Auf ihrer Rückkehr ins Dorf wollten die Männer auf den Vorschlag Eatons noch bei dem Prediger vorsprechen. Sie gingen deshalb eine Strecke am Ufer des Baches entlang, um ihn an passender Stelle zu überschreiten. Da sahen sie plötzlich über die am jenseitigen Ufer sich ausdehnende Wiese einen Reiter in vollem Lauf daherkommen. Er galoppierte in gerader Richtung bis auf hundert Schritt auf den Bach zu, wandte plötzlich seinen stattlichen Rappen, beschrieb einen Kreis auf der Wiese und jagte dann, die Lanze über dem Kopfe schwingend, linkshin gegen das Dorf hinauf. Als er wieder über die Wiese jagte und kaum dreißig Schritte vom Bache hielt, erkannte ihn Standish und schrie:
»Der teuflische Annawon, der Mörder Sasamons! Der Schurke ist vogelfrei!« Der Kapitän riß zugleich eines seiner Faustrohre aus dem Gurt, spannte den Hahn, zielte und feuerte. Eine plötzliche, heftige Bewegung des roten Kriegers verriet, daß die Kugel ihr Ziel nicht verfehlt hatte.
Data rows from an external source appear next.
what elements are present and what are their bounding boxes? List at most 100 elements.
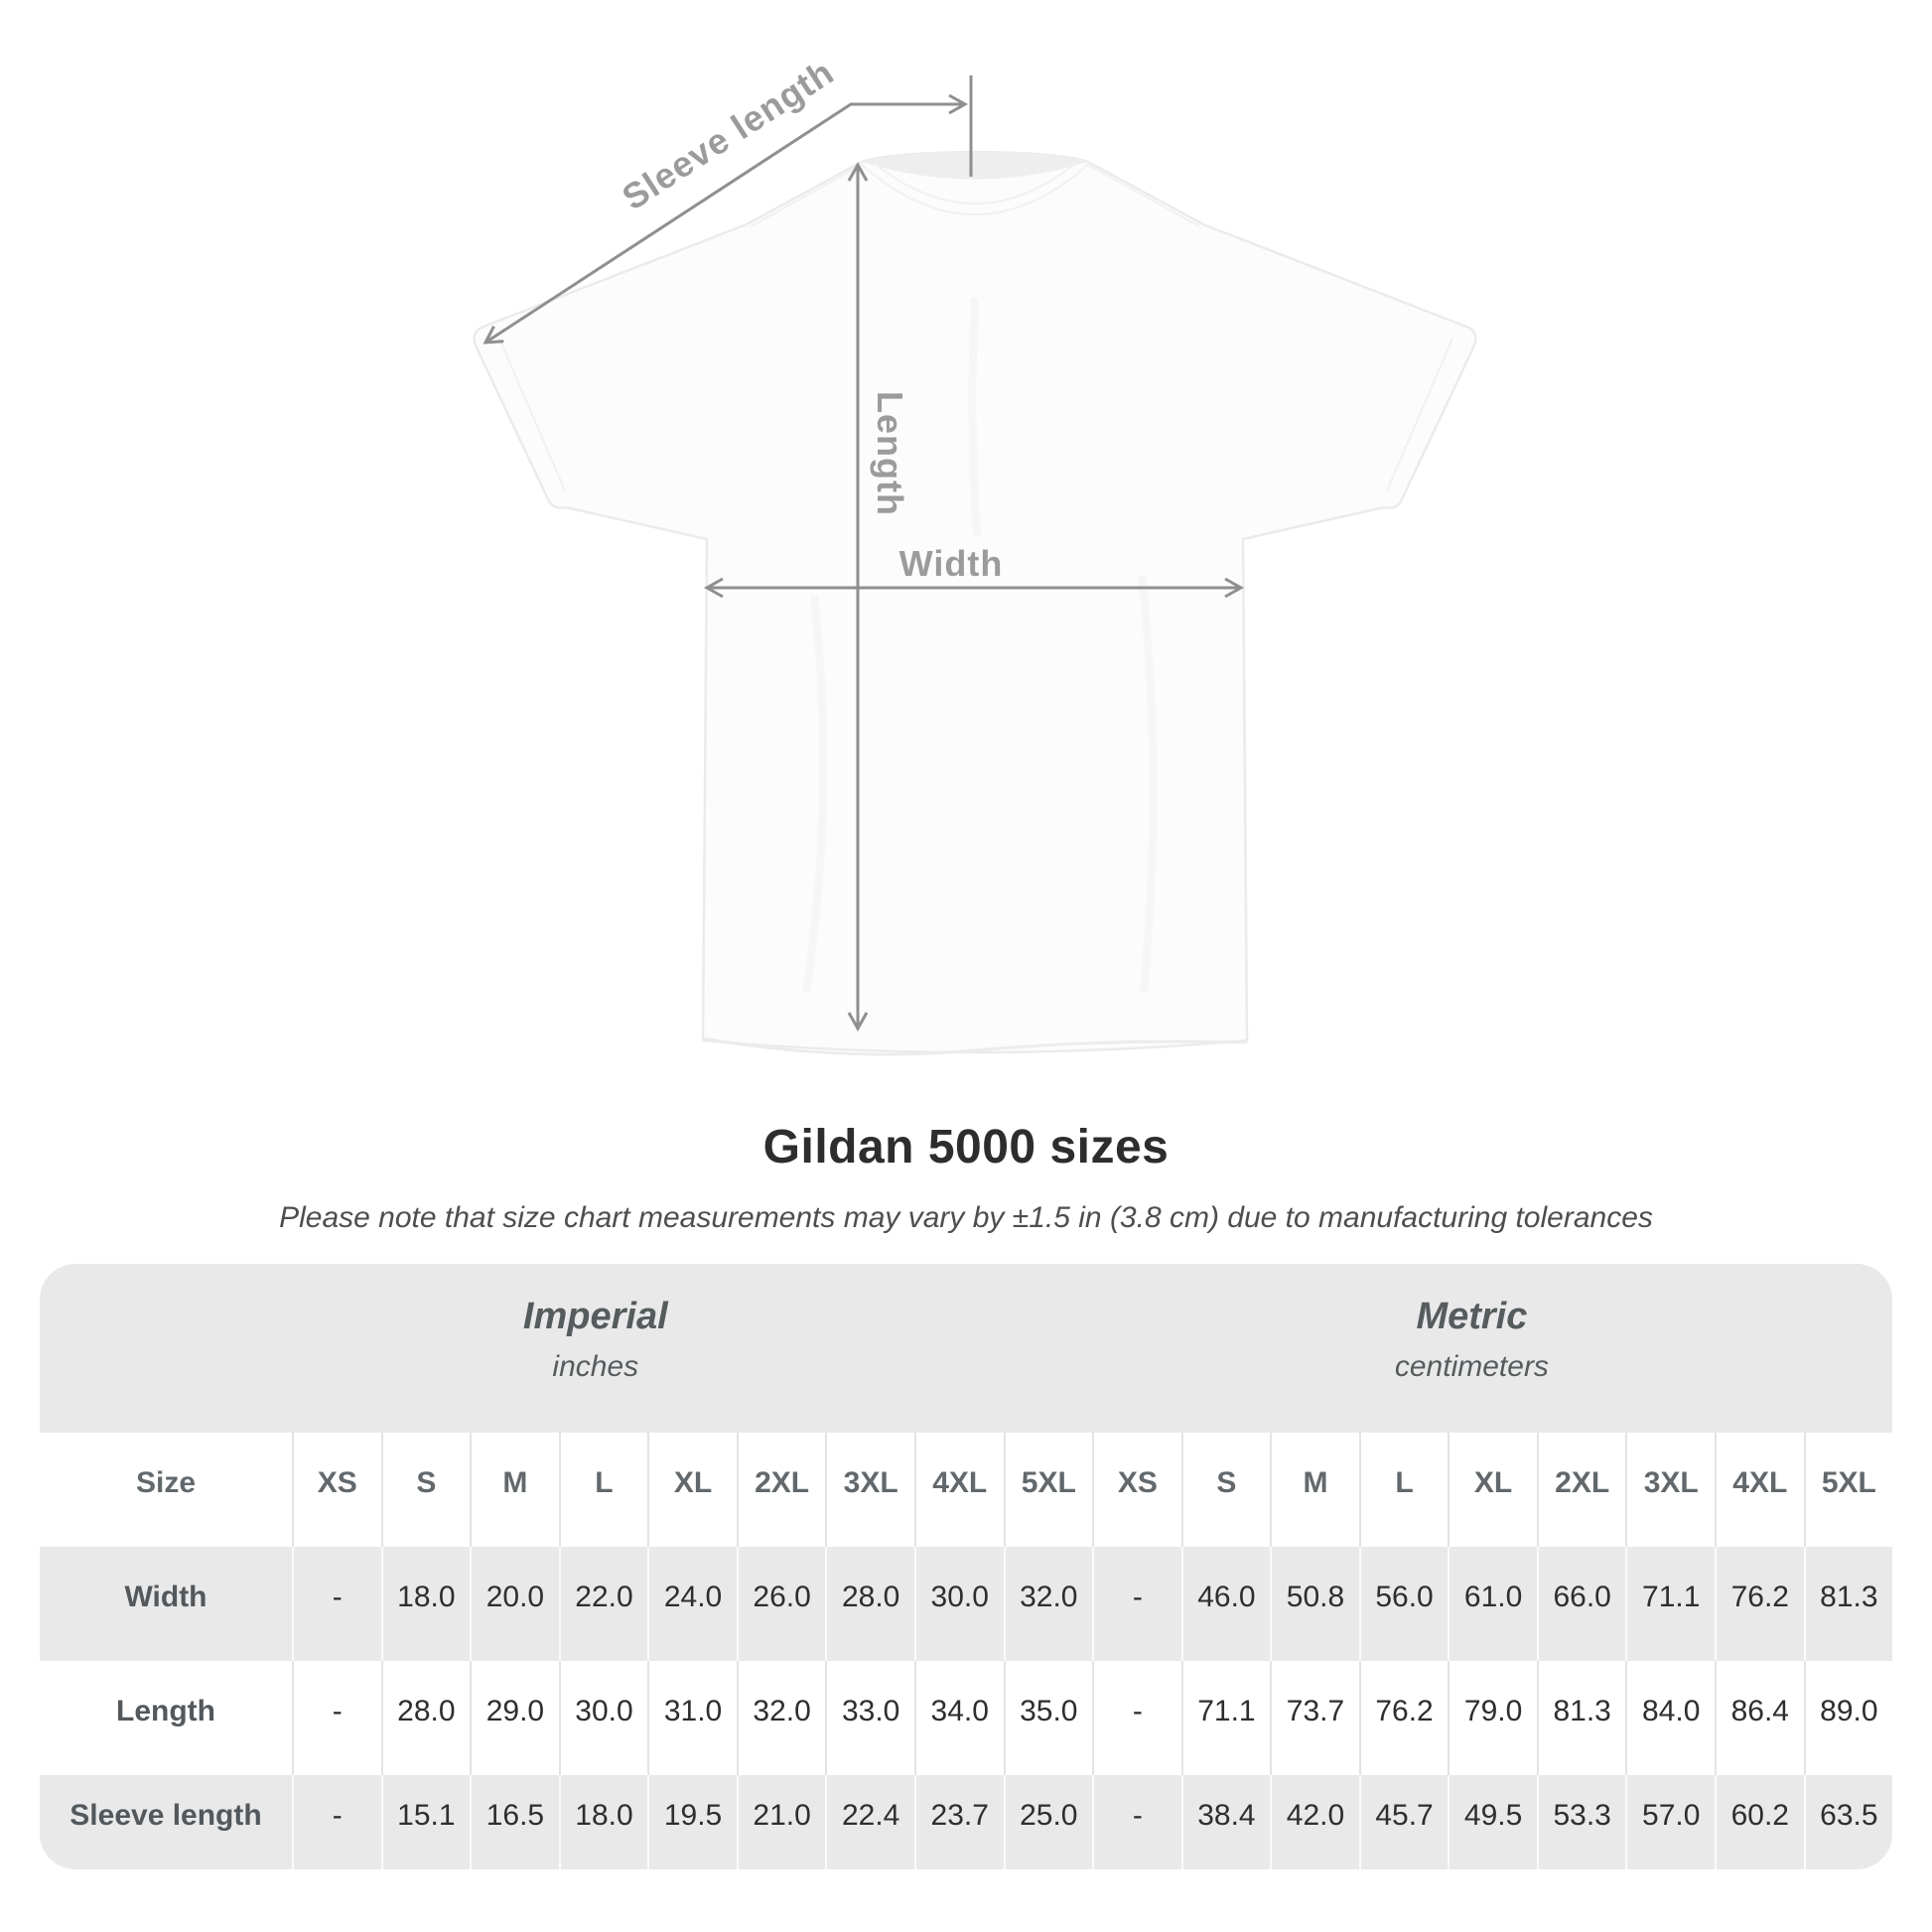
table-cell: 86.4: [1715, 1661, 1804, 1775]
column-header: 5XL: [1803, 1433, 1893, 1547]
table-cell: 18.0: [380, 1547, 471, 1661]
column-header: M: [470, 1433, 559, 1547]
table-cell: 76.2: [1715, 1547, 1804, 1661]
sleeve-length-arrow: [483, 93, 969, 345]
right-shoulder-seam: [1087, 164, 1200, 227]
column-header: XL: [647, 1433, 737, 1547]
table-cell: 42.0: [1270, 1775, 1359, 1869]
table-cell: 25.0: [1003, 1775, 1093, 1869]
column-header: 4XL: [913, 1433, 1004, 1547]
table-cell: 71.1: [1180, 1661, 1271, 1775]
metric-group-header: Metric centimeters: [1395, 1264, 1549, 1433]
table-cell: 29.0: [470, 1661, 559, 1775]
table-cell: 28.0: [380, 1661, 471, 1775]
table-cell: 79.0: [1448, 1661, 1537, 1775]
table-cell: 45.7: [1358, 1775, 1449, 1869]
table-cell: 84.0: [1625, 1661, 1715, 1775]
table-cell: 53.3: [1536, 1775, 1626, 1869]
table-cell: 32.0: [1003, 1547, 1093, 1661]
table-cell: 22.4: [825, 1775, 914, 1869]
table-cell: 19.5: [647, 1775, 737, 1869]
table-cell: 61.0: [1448, 1547, 1537, 1661]
table-cell: -: [1092, 1547, 1181, 1661]
column-header: S: [1180, 1433, 1271, 1547]
table-cell: 49.5: [1448, 1775, 1537, 1869]
length-label: Length: [870, 391, 910, 516]
metric-label: Metric: [1416, 1296, 1528, 1337]
table-cell: 57.0: [1625, 1775, 1715, 1869]
table-cell: 66.0: [1536, 1547, 1626, 1661]
size-table: Imperial inches Metric centimeters Size …: [40, 1264, 1892, 1869]
table-row-sleeve-length: Sleeve length - 15.1 16.5 18.0 19.5 21.0…: [40, 1775, 1892, 1869]
table-row-length: Length - 28.0 29.0 30.0 31.0 32.0 33.0 3…: [40, 1661, 1892, 1775]
column-header: 2XL: [736, 1433, 826, 1547]
column-header: 3XL: [1625, 1433, 1715, 1547]
column-header: L: [558, 1433, 648, 1547]
imperial-label: Imperial: [522, 1296, 668, 1337]
metric-unit-label: centimeters: [1394, 1350, 1549, 1383]
table-cell: -: [292, 1547, 381, 1661]
table-cell: -: [292, 1661, 381, 1775]
table-cell: 35.0: [1003, 1661, 1093, 1775]
table-cell: 46.0: [1180, 1547, 1271, 1661]
imperial-unit-label: inches: [552, 1350, 639, 1383]
table-cell: 23.7: [913, 1775, 1004, 1869]
table-cell: 71.1: [1625, 1547, 1715, 1661]
column-header: 2XL: [1536, 1433, 1626, 1547]
table-cell: 38.4: [1180, 1775, 1271, 1869]
table-cell: -: [1092, 1661, 1181, 1775]
column-header: 5XL: [1003, 1433, 1093, 1547]
size-header: Size: [135, 1465, 197, 1499]
row-label: Length: [116, 1694, 215, 1727]
wrinkle: [968, 297, 981, 537]
column-header: XS: [292, 1433, 381, 1547]
table-cell: 73.7: [1270, 1661, 1359, 1775]
table-cell: 76.2: [1358, 1661, 1449, 1775]
t-shirt-measurement-diagram: Sleeve length Length Width: [473, 52, 1477, 1056]
table-cell: 26.0: [736, 1547, 826, 1661]
right-cuff-stitch: [1386, 338, 1453, 491]
table-cell: 81.3: [1803, 1547, 1893, 1661]
table-cell: 24.0: [647, 1547, 737, 1661]
tolerance-note: Please note that size chart measurements…: [279, 1201, 1653, 1234]
table-cell: 16.5: [470, 1775, 559, 1869]
row-label: Width: [124, 1580, 207, 1613]
table-cell: 30.0: [913, 1547, 1004, 1661]
table-cell: 63.5: [1803, 1775, 1892, 1869]
hem-shadow: [702, 1036, 1248, 1056]
left-cuff-stitch: [498, 338, 566, 491]
column-header: XL: [1448, 1433, 1537, 1547]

Aber der Wampanog warf sein Roß herum, jagte in die Wiese hinein, kehrte wieder um, sprengte am Ufer des Baches hin und stieß im herausforderndsten, fast höhnischen Tone das Kriegsgeschrei seines Stammes aus.
»Steh, Heide, steh, wenn du ein Mann bist!« schrie der Kapitän und stürzte mit gezücktem Schwerte durch den Bach auf das andere Ufer.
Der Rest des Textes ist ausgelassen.